DataFuse (DataMentors, 813/960-7800, www.datamentors.com) is a new table-based matching system. While similar to its peers, DataFuse offers unusual precision. For example, it can treat the same word differently depending on whether it appears at the beginning, middle or end of a line. The system also provides great flexibility, allowing users to include any number of elements in a matching rule and to control the sensitivity of the rules themselves.
The result, the vendor says, is significantly greater accuracy than other products. In this context, a significant difference is rather small: DataMentors points proudly to a test where it changed 6 percent of the households identified by another product. The net improvement may have been less because not every change was necessarily correct.
DataFuse works in a five-step process. The first step is to identify the type of data on each line of a name-address record. The system uses word tables to decide whether a line should be suppressed, contains a street name or contains a city or state.
The city-state table holds common misspellings, abbreviations or variants of geographic names and will replace these with a standard version to improve later matching. This step also applies existing linkages, such as a customer ID, eliminates common false values such as a date of 11/11/11 and applies no-mail indicators based on missing address data or key words such as "deceased."
The second step splits the name line into elements such as first name and last name. Using at least six separate tables, the system first standardizes or deletes common words and phrases. Then, it codes each word as commercial (corporation, marketing), a specific type such as title (Mr., Mrs.) or a generic type such as mixed alphanumeric. It also can assign actions, such as ignoring the word and whatever word is next. The sequence of codes is then found in a table that defines how each word is treated.
For example, "John and Jane Smith" might be coded "FRFA." The FRFA table entry might treat the first and third words as first names, treat the fourth word as a last name and create two separate name lines: "John Smith" and "Jane Smith." Once name parts are identified, the system applies a gender table to the first names to assign gender codes.
The third step applies a similar process to address lines: It standardizes and codes each word on the line, looks up the code sequence in a table and assigns the element types as the table specifies. DataFuse can then call third-party postal software to apply U.S. ZIP+4 codes and CASS standardization. Tables can be modified to support international names and addresses, but all records for a given file use the same tables.

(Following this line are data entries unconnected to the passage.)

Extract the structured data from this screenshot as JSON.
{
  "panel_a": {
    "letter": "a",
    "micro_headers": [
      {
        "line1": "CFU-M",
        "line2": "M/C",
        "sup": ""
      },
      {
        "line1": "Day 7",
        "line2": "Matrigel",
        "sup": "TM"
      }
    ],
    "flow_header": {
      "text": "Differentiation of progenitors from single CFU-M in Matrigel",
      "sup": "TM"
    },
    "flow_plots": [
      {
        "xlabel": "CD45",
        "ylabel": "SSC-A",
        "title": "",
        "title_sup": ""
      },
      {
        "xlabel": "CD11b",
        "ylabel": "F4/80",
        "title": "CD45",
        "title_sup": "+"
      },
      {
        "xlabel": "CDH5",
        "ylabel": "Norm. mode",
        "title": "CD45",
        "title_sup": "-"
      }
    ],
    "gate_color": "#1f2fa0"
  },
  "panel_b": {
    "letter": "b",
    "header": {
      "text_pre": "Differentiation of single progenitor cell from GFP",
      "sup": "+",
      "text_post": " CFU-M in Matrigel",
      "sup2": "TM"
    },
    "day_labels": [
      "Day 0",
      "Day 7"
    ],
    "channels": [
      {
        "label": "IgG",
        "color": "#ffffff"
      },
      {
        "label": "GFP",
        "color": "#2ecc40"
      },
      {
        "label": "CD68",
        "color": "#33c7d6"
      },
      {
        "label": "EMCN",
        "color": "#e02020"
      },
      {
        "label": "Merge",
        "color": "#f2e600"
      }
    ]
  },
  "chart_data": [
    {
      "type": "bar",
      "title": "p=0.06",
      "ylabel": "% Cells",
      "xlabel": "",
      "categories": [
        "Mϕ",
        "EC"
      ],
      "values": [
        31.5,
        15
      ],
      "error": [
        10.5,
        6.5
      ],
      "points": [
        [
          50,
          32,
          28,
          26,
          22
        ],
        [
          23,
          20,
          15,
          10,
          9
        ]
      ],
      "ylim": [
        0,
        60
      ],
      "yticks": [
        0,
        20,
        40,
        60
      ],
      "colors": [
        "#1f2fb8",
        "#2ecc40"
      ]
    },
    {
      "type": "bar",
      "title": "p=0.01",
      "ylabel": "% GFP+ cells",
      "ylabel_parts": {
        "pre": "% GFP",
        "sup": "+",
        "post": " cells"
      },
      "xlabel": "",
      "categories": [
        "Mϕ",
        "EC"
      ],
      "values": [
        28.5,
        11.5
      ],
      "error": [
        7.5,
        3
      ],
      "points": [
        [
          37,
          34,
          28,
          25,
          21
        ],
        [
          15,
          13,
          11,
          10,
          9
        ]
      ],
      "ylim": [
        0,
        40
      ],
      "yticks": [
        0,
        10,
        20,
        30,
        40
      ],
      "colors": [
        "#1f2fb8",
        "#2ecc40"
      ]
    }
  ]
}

The fourth step is data matching. Here DataFuse offers almost total flexibility. There are more than 20 matching methods such as phonetic comparisons and string comparisons. Each returns a score indicating the similarity between two elements. Users can combine these methods into rules that specify which elements are compared, which method is applied to each element and what score qualifies as an element match. Multiple rules can be applied to the same file to let different combinations of element matches qualify as a record match.
For example, a user might want two records to match if they have either the same house number and street, or the same P.O. box and ZIP code. Like most matching systems, DataFuse does not compare each record to all others. Instead, the user chooses a sort sequence and how many adjacent records will be compared. Users can sort one file several ways and apply different matching rules to each sort.
The final step identifies the primary record in each match group, performs calculations such as profitability coding or decile assignments and optionally applies geo-demographic information using third-party software. DataFuse has a powerful scripting language for such calculations. This scripting language is also used for tasks such as saving previous household ID codes to trace additions and deletions to a household over time.
Output of DataFuse is a flat file with the coded records. The system also stores which rule caused each match and provides summary reports to show the effect of each rule. Rules and other processes are defined by writing script files, though DataMentors plans to release a graphical user interface later this year.
DataFuse was introduced in early 2000. It has four installations, including two service vendors that use the system for multiple clients. The system runs on Windows NT and can process about 200,000 records per hour, depending on hardware and complexity of rules. This is roughly comparable to competitive products. Pricing is based on number of records processed and begins at $50,000.